02 November 2006

thought at the speed of writing 


Apologies to all those over the past couple of years who I asked to proofread the PhD - as happens with these things, the distance between checking it and having to hand it in has narrowed to the width of a minor (but extremely painful) paper cut, and it wouldn't be fair to rush you so ('I want it back by tomorrow teatime, you bastards').

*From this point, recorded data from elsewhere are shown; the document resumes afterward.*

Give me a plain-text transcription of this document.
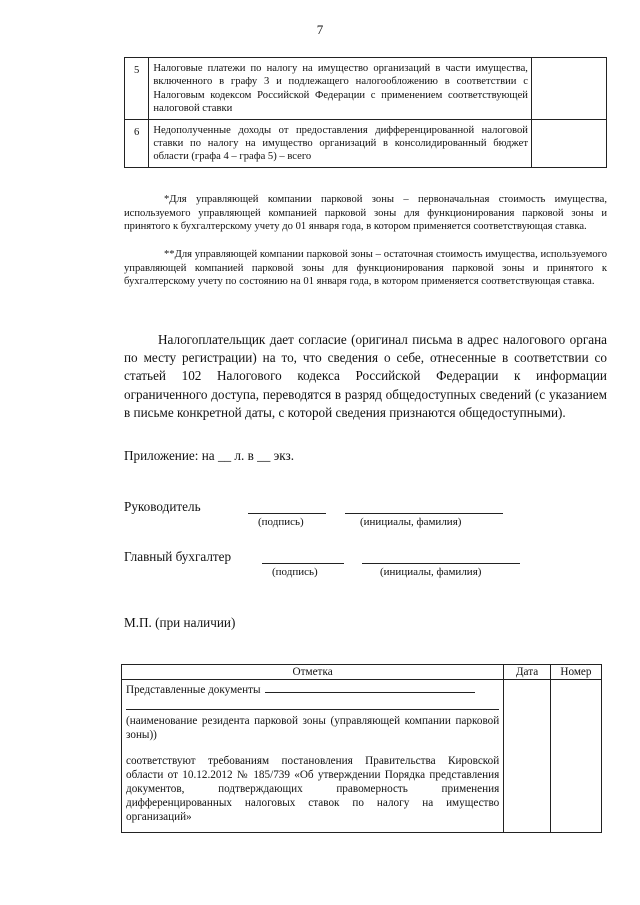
7
5	Налоговые платежи по налогу на имущество организаций в части имущества, включенного в графу 3 и подлежащего налогообложению в соответствии с Налоговым кодексом Российской Федерации с применением соответствующей налоговой ставки	
6	Недополученные доходы от предоставления дифференцированной налоговой ставки по налогу на имущество организаций в консолидированный бюджет области (графа 4 – графа 5) – всего	
*Для управляющей компании парковой зоны – первоначальная стоимость имущества, используемого управляющей компанией парковой зоны для функционирования парковой зоны и принятого к бухгалтерскому учету до 01 января года, в котором применяется соответствующая ставка.
**Для управляющей компании парковой зоны – остаточная стоимость имущества, используемого управляющей компанией парковой зоны для функционирования парковой зоны и принятого к бухгалтерскому учету по состоянию на 01 января года, в котором применяется соответствующая ставка.
Налогоплательщик дает согласие (оригинал письма в адрес налогового органа по месту регистрации) на то, что сведения о себе, отнесенные в соответствии со статьей 102 Налогового кодекса Российской Федерации к информации ограниченного доступа, переводятся в разряд общедоступных сведений (с указанием в письме конкретной даты, с которой сведения признаются общедоступными).
Приложение: на __ л. в __ экз.
Руководитель
(подпись)	(инициалы, фамилия)
Главный бухгалтер
(подпись)	(инициалы, фамилия)
М.П. (при наличии)
Отметка	Дата	Номер

Представленные документы
(наименование резидента парковой зоны (управляющей компании парковой зоны))
соответствуют требованиям постановления Правительства Кировской области от 10.12.2012 № 185/739 «Об утверждении Порядка представления документов, подтверждающих правомерность применения дифференцированных налоговых ставок по налогу на имущество организаций»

Having said that, none of you would have liked it anyway! The antihumanists (scientific, political and phenomenological) would hate the naive Feuerbachianism and the veritable onslaught of Kantian philosophical anthropology; the nihilists would detest the misplaced political optimism, and the anarchists would be cross at all the Marx (though they might like the rationalism). The rest of you will just find it dull, and my dear analytic friend would just throw up her hands in horror at the intense lack of rigour. That said, you can all have a copy if you like - but let's see if I pass my viva first, eh. Kinda hoping I will, not least because it'll make retaining my job beyond the probation period a lot easier. No pressure there then. Heh. Of course, the viva just has to be happening in the last week of this semester, at which point I'll probably be so tired that my ears will have melted and I'll have forgotten my name.

One of the interesting things to come out of the PhD being so wonderfully proofread by the one person who did look at it properly, a certain Roger, whose professional skills I would unconditionally recommend to anyone, is the disparity between what we might call the 'speed of thought' and its textual presentation. Clarify, pig! That is to say, when composing an argument in one's head and, wishing as always to pacify the academic big other, one tends to immediately (dialectically, even) imagine the critique of said argument. In this manner, one often ends up including the hypothetical criticism in the same sentence as the argument itself. This creates a series of potentially infinite clauses ('this, but maybe this, but then again, this, back to this, etc.') all of which, while reflecting the way in which thought thinks itself, makes for very bad, highly convoluted reading. Thought and writing are perhaps separate entities...

In conclusion, don't copy thought - it's just a big horrible mess. Just try and write nicely. You can fill in the content later. It's what the big academic other wants, after all, the shriveled judgemental bastard. Easiest of all, of course, would be to never start a PhD in the first place. Ah, wisdom! You always come too late!